Вернулся я из Самары обескураженным. Еще по дороге сочинил письмо для Олеси. Как только зашел в номер, тут же залез в компьютер, чтобы отправить ей послание.
Во «входящих» на «Мамбе» меня ждало письмо от Камиллы. Она почему-то решила назначить меня кем-то вроде своего духовника и принялась доказывать мне, что она не пропащая девка, а тонкое мятущееся существо с духовными запросами. И пусть формально ее поведение не безупречно, но мотивы — прекрасны. Не знаю, почему вдруг для нее сделалось важным, что я про нее думаю?
«Да, мы провели с Артемом вместе несколько лет. Да, все это время он говорил, что любит меня, а я в ответ говорила, что люблю его. И то и другое было неправдой. Так бывает. И бывает с не самыми плохими людьми, — писала Камилла. — Как ни крути, а у человека очень велика потребность в другом, потребность пережить любовь, ощущать себя любимым и самому любить. Потребность раствориться. Есть счастливчики, на которых любовь нападает сама, и они в ней купаются, сами не ведая своего счастья.
А другие стараются изо всех сил пережить этот опыт, лепятся всем телом и душою к другому человеку, надеясь, что от этой близости пробежит искра, начнется взаимопроникновение двух человеческих субстанций. Но этого, к сожалению, так и не случается. И когда этого не случается и через несколько лет, а жить остается так немного, то оказываешься перед выбором: смириться с тем, что этого с тобой не случится уже никогда, либо предпринять последнюю отчаянную попытку найти того человека. Мало надеясь на удачу, но понимая, что в финале можно будет утешить себя фразой: „Ну, я хотя бы попыталась“».

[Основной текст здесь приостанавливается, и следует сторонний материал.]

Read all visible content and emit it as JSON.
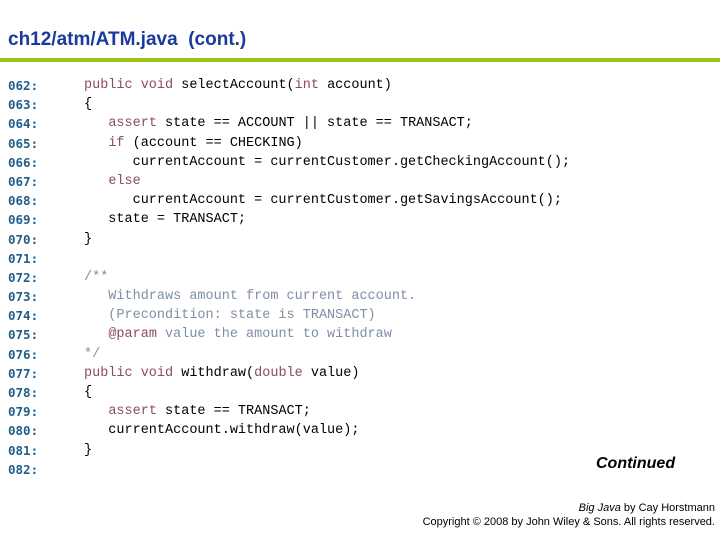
{
  "header": {
    "title": "ch12/atm/ATM.java  (cont.)",
    "rule_color": "#9bc31c",
    "title_color": "#1a3a9c"
  },
  "code": {
    "lines": [
      {
        "num": "062:",
        "tokens": [
          {
            "t": "public void",
            "c": "kw"
          },
          {
            "t": " selectAccount(",
            "c": ""
          },
          {
            "t": "int",
            "c": "kw"
          },
          {
            "t": " account)",
            "c": ""
          }
        ]
      },
      {
        "num": "063:",
        "tokens": [
          {
            "t": "{",
            "c": ""
          }
        ]
      },
      {
        "num": "064:",
        "tokens": [
          {
            "t": "   ",
            "c": ""
          },
          {
            "t": "assert",
            "c": "kw"
          },
          {
            "t": " state == ACCOUNT || state == TRANSACT;",
            "c": ""
          }
        ]
      },
      {
        "num": "065:",
        "tokens": [
          {
            "t": "   ",
            "c": ""
          },
          {
            "t": "if",
            "c": "kw"
          },
          {
            "t": " (account == CHECKING)",
            "c": ""
          }
        ]
      },
      {
        "num": "066:",
        "tokens": [
          {
            "t": "      currentAccount = currentCustomer.getCheckingAccount();",
            "c": ""
          }
        ]
      },
      {
        "num": "067:",
        "tokens": [
          {
            "t": "   ",
            "c": ""
          },
          {
            "t": "else",
            "c": "kw"
          }
        ]
      },
      {
        "num": "068:",
        "tokens": [
          {
            "t": "      currentAccount = currentCustomer.getSavingsAccount();",
            "c": ""
          }
        ]
      },
      {
        "num": "069:",
        "tokens": [
          {
            "t": "   state = TRANSACT;",
            "c": ""
          }
        ]
      },
      {
        "num": "070:",
        "tokens": [
          {
            "t": "}",
            "c": ""
          }
        ]
      },
      {
        "num": "071:",
        "tokens": []
      },
      {
        "num": "072:",
        "tokens": [
          {
            "t": "/**",
            "c": "cm"
          }
        ]
      },
      {
        "num": "073:",
        "tokens": [
          {
            "t": "   Withdraws amount from current account.",
            "c": "cm"
          }
        ]
      },
      {
        "num": "074:",
        "tokens": [
          {
            "t": "   (Precondition: state is TRANSACT)",
            "c": "cm"
          }
        ]
      },
      {
        "num": "075:",
        "tokens": [
          {
            "t": "   ",
            "c": "cm"
          },
          {
            "t": "@param",
            "c": "tag"
          },
          {
            "t": " value the amount to withdraw",
            "c": "cm"
          }
        ]
      },
      {
        "num": "076:",
        "tokens": [
          {
            "t": "*/",
            "c": "cm"
          }
        ]
      },
      {
        "num": "077:",
        "tokens": [
          {
            "t": "public void",
            "c": "kw"
          },
          {
            "t": " withdraw(",
            "c": ""
          },
          {
            "t": "double",
            "c": "kw"
          },
          {
            "t": " value)",
            "c": ""
          }
        ]
      },
      {
        "num": "078:",
        "tokens": [
          {
            "t": "{",
            "c": ""
          }
        ]
      },
      {
        "num": "079:",
        "tokens": [
          {
            "t": "   ",
            "c": ""
          },
          {
            "t": "assert",
            "c": "kw"
          },
          {
            "t": " state == TRANSACT;",
            "c": ""
          }
        ]
      },
      {
        "num": "080:",
        "tokens": [
          {
            "t": "   currentAccount.withdraw(value);",
            "c": ""
          }
        ]
      },
      {
        "num": "081:",
        "tokens": [
          {
            "t": "}",
            "c": ""
          }
        ]
      },
      {
        "num": "082:",
        "tokens": []
      }
    ]
  },
  "footer": {
    "continued": "Continued",
    "book_title": "Big Java",
    "book_author": " by Cay Horstmann",
    "copyright": "Copyright © 2008 by John Wiley & Sons.  All rights reserved."
  }
}
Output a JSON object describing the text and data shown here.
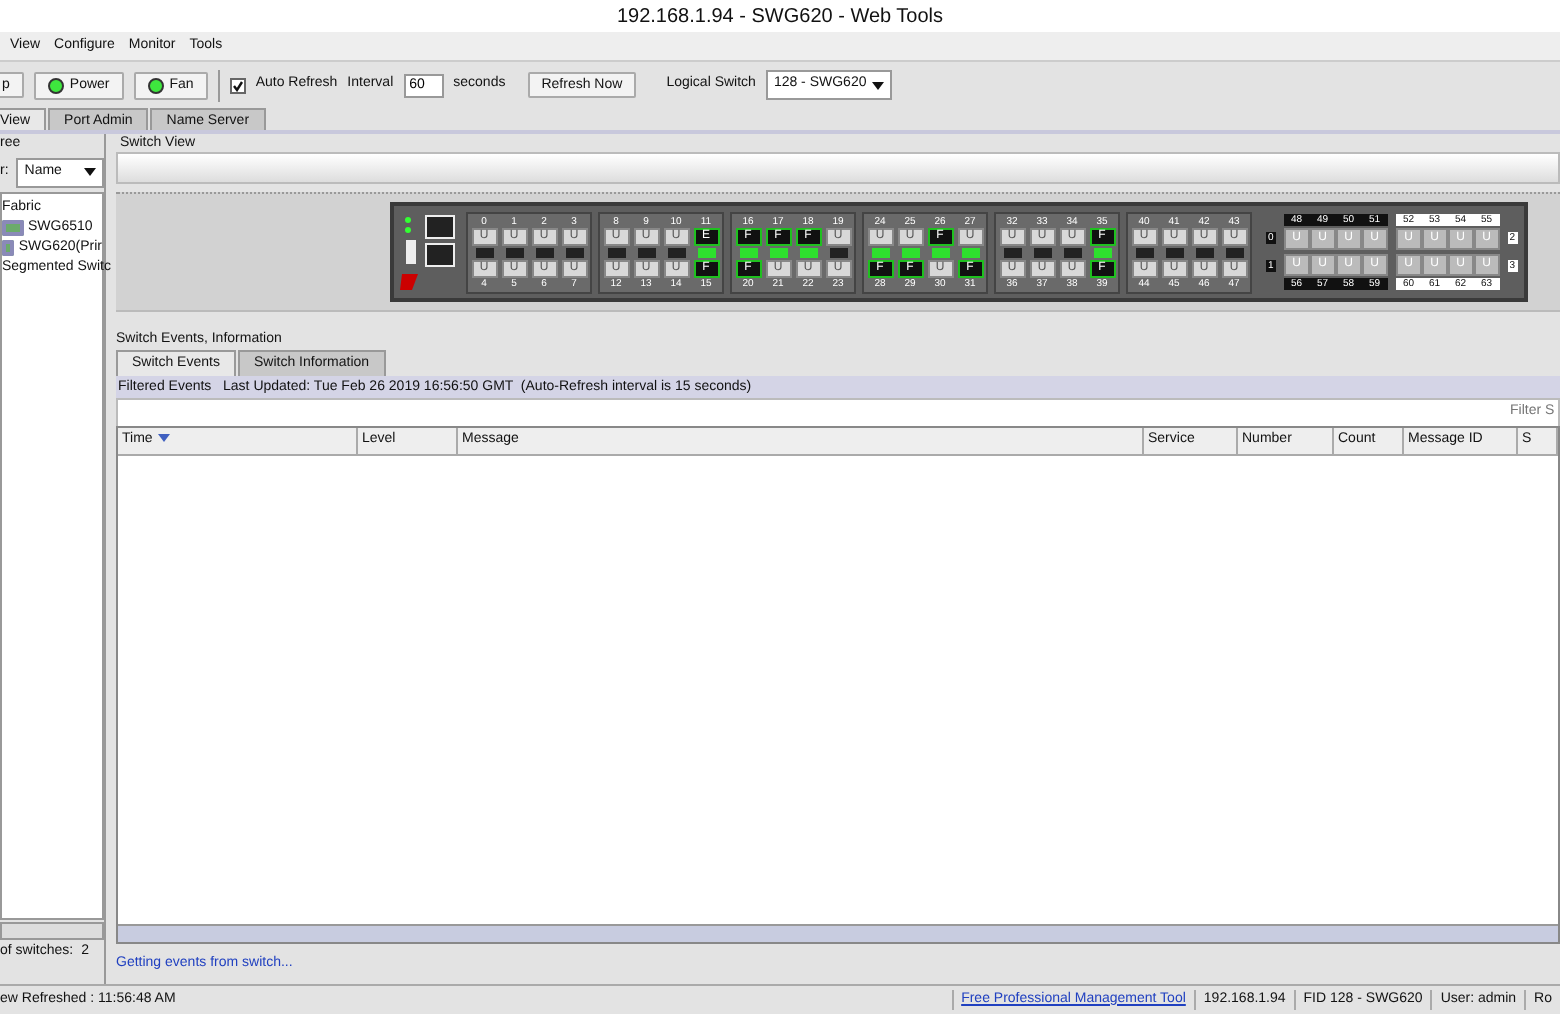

Я бегло просканировал глазами этот самооправдательный бред. Все-таки человек фантастически себялюбивое существо: что бы он ни творил, у него всегда и всему есть внутреннее самооправдание, по которому он выходит полным молодцом и героем, даже если избивает невинных младенцев. Я и сам тоже такой. Наверное, поэтому в других меня больше всего выбешивает именно это качество — нравственная софистика, моральный релятивизм.
«Камилла! — не задумываясь, ответил я на это письмо. — Мне по хрен, как ты там себя утешаешь и что ты там хочешь успеть пережить за свою никчемную жизнь.